Comments inline.
On Tue, Aug 25, 2009 at 6:20 PM, Donald Hoberndhobern@gmail.com wrote:
Thanks, John.
I must still be missing something on the definitions of Event, etc. Where are the definitions you quote below?
They are modifications of the most recently published definitions as an attempt to address the issues you raised. I wanted to see if the new ones were adequate.
http://rs.tdwg.org/dwc/terms/type-vocabulary/index.htm has definitions like the rather circular "A resource describing an occurrence" and the cryptic "A non-persistent, time-based occurrence" - which raises a whole new problem because (at least as I understand it) "occurrence" in this definition means something more general than "occurrence" as used for the Occurrence resource type.
The definition "A resource describing an occurrence" is a direct copy of the definition of dcterms:Event (Dublin Core). Originally I did nothing to change definitions of terms adopted from Dublin Core, but as discussion has progressed, and precisely because Dublin Core is purposely vague, I decided it would be useful to add "For Darwin Core, ..." to the definitions to describe how they are intended to be used in biodiversity contexts. Though the new definitions are more explicit, I don't believe they warrant new term refined from the original Dublin Core terms. So again, the proposed definitions are:
dcterms: Event - "A non-persistent, time-based occurrence. For Darwin Core, a resource describing an instance of the Location class."
Event (class) - "The category of information pertaining to an event (an action that occurs at a place and during a period of time)."
dwctypes:Occurrence - "A resource describing an instance of the Occurrence class."
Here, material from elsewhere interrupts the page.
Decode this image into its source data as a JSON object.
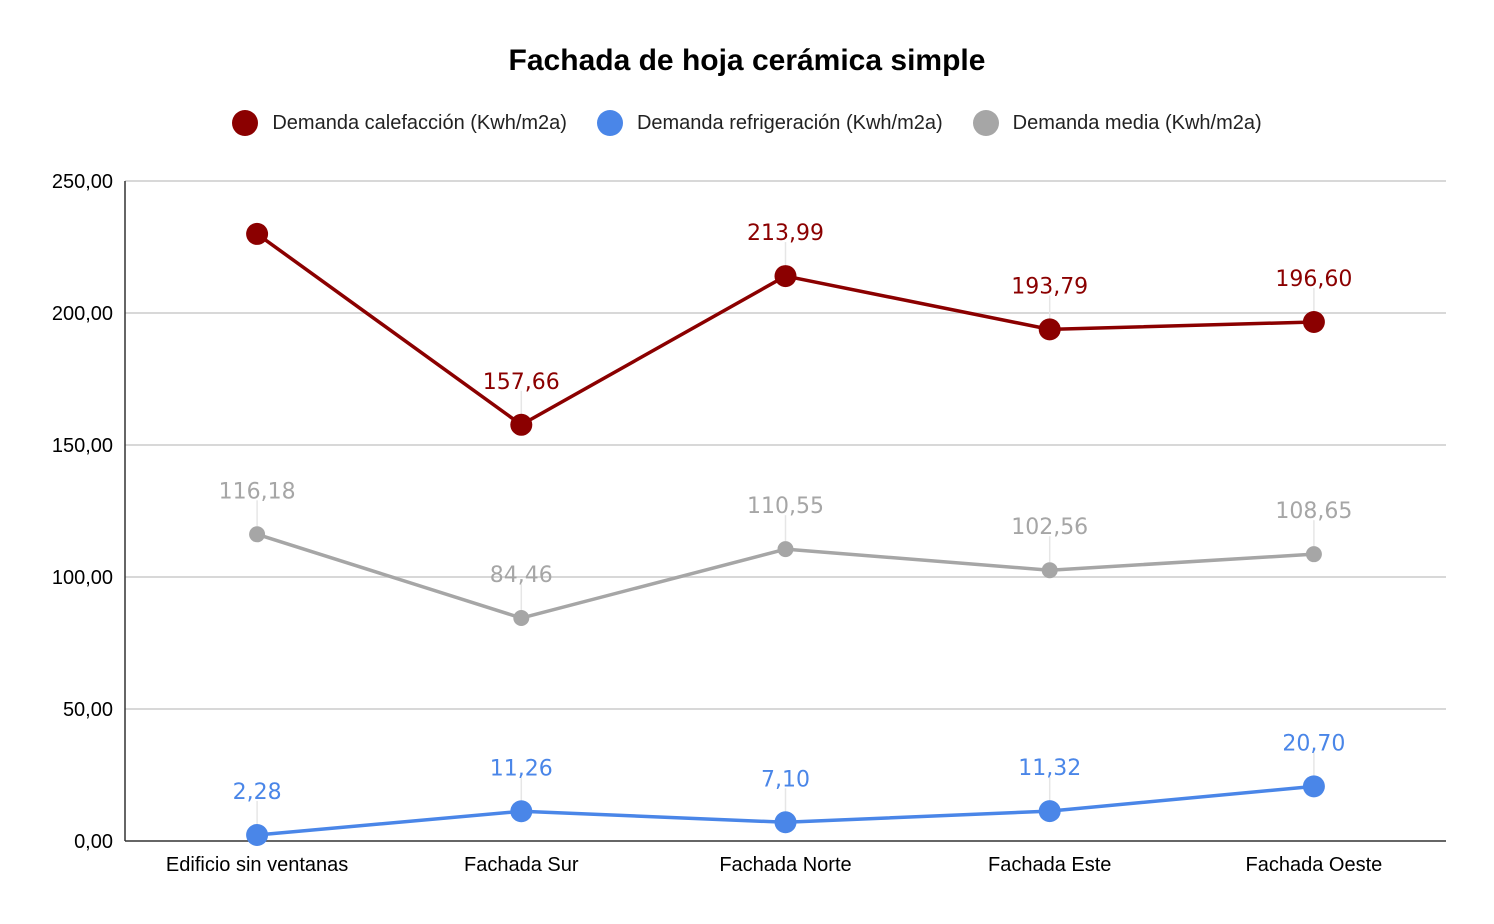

Occurrence (class) - "The category of information pertaining to evidence of an occurrence in nature, in a collection, or in a dataset (specimen, observation, etc.)."
As for the question whether examples or lengthier definitions would be good, I tend to think that in Dublin Core world, examples would only be a sample of possible uses within the range intended by a definition and that they may therefore help to steer people towards appropriate use but cannot introduce any constraints which could help us to tighten up cross-resource data integration.
Exactly, and that's what I was trying to do with Darwin Core terms - to constrain their semantics only as far as possible given the range of uses to which they may be put.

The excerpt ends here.